Analyzing Survey data in R after creating raked weights with rake() from the R survey package

325 Views Asked by At

What is the proper way to use the raked weights created by the rake() function in the R survey package?

R documentation gives the following example:

library(survey)
   data(api)
   dclus1 <- svydesign(id=~dnum, weights=~pw, data=apiclus1, fpc=~fpc)
   pop.types <- data.frame(stype=c("E","H","M"), Freq=c(4421,755,1018))
   pop.schwide <- data.frame(sch.wide=c("No","Yes"), Freq=c(1072,5122))
   dclus1r<-rake(dclus1, list(~stype,~sch.wide), list(pop.types, pop.schwide))
   svymean(~api00, dclus1r)


            mean     SE
     api00 641.23 23.704

But when I use the weights directly, I get a different SE estimate:

 apiclus1$rwt<-weights(dclus1r)
   rakeddesign<-svydesign(id=~dnum, weights=~rwt,  fpc=~fpc, weight=~rwt,data=apiclus1)
   svymean(~api00, rakeddesign)


          mean     SE
   api00 641.23 23.806

The difference is small in this example, but the difference is very large in other data that I have.

1

There are 1 best solutions below

3
Thomas Lumley On

The answer you get after raking is correct and the answer you get by just putting the raked weights into svydesign and not telling it they were raked is wrong (but usually not very wrong).

Using rake adjusts the weights, and also adds information to the survey design object that allows for correct standard error estimation. Raking adds information (from the population totals that you specify) and this information reduces the standard errors relative to what you'd get if you just happened to have that set of weights.

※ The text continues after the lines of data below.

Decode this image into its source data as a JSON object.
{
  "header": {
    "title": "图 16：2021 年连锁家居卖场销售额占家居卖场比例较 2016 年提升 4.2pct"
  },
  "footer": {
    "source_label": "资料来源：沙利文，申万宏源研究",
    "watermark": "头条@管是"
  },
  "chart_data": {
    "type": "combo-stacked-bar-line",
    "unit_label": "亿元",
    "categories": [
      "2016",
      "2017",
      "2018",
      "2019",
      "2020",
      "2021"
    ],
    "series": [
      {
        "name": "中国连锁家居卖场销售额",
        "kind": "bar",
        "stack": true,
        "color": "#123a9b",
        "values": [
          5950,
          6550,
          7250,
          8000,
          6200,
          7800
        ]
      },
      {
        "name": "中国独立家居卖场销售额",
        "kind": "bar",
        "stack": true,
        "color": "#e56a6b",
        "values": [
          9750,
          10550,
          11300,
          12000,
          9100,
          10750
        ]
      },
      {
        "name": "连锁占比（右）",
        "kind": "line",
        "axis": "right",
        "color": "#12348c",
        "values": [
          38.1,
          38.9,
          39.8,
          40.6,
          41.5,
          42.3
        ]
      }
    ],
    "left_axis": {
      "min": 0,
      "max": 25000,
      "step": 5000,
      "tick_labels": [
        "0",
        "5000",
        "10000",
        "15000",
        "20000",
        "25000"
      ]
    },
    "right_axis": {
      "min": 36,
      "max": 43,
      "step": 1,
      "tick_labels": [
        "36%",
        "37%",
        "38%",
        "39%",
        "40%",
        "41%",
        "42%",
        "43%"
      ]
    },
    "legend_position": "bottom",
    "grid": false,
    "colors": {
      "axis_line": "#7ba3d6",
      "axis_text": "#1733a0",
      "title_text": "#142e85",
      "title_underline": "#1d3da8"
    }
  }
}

Raking is done by iterated post-stratification. Computing standard errors after post-stratification involves subtracting off the post-stratum means from the residuals that will be used in the standard error estimate. For a raking estimator, this subtraction is done iteratively.

The relevant code (inside survey::svyrecvar) looks like

            else if (inherits(psvar, "raking")) {
                for (iterations in 1:10) {
                  for (margin in psvar) {
                    psw <- attr(margin, "weights")
                    x <- x - psw * apply(x/psw, 2, ave, margin)
                  }
                }
            }

If you are given the raked weights and you know the raking variables, you can tell svydesign that the weights have already been raked with the calibrate.formula option.

Sometimes, with public-use data collected by someone else, you don't have the raking variables and you have to just pretend the raked weights are the sampling weights. When you do that, the standard error estimates become slightly larger than they should be.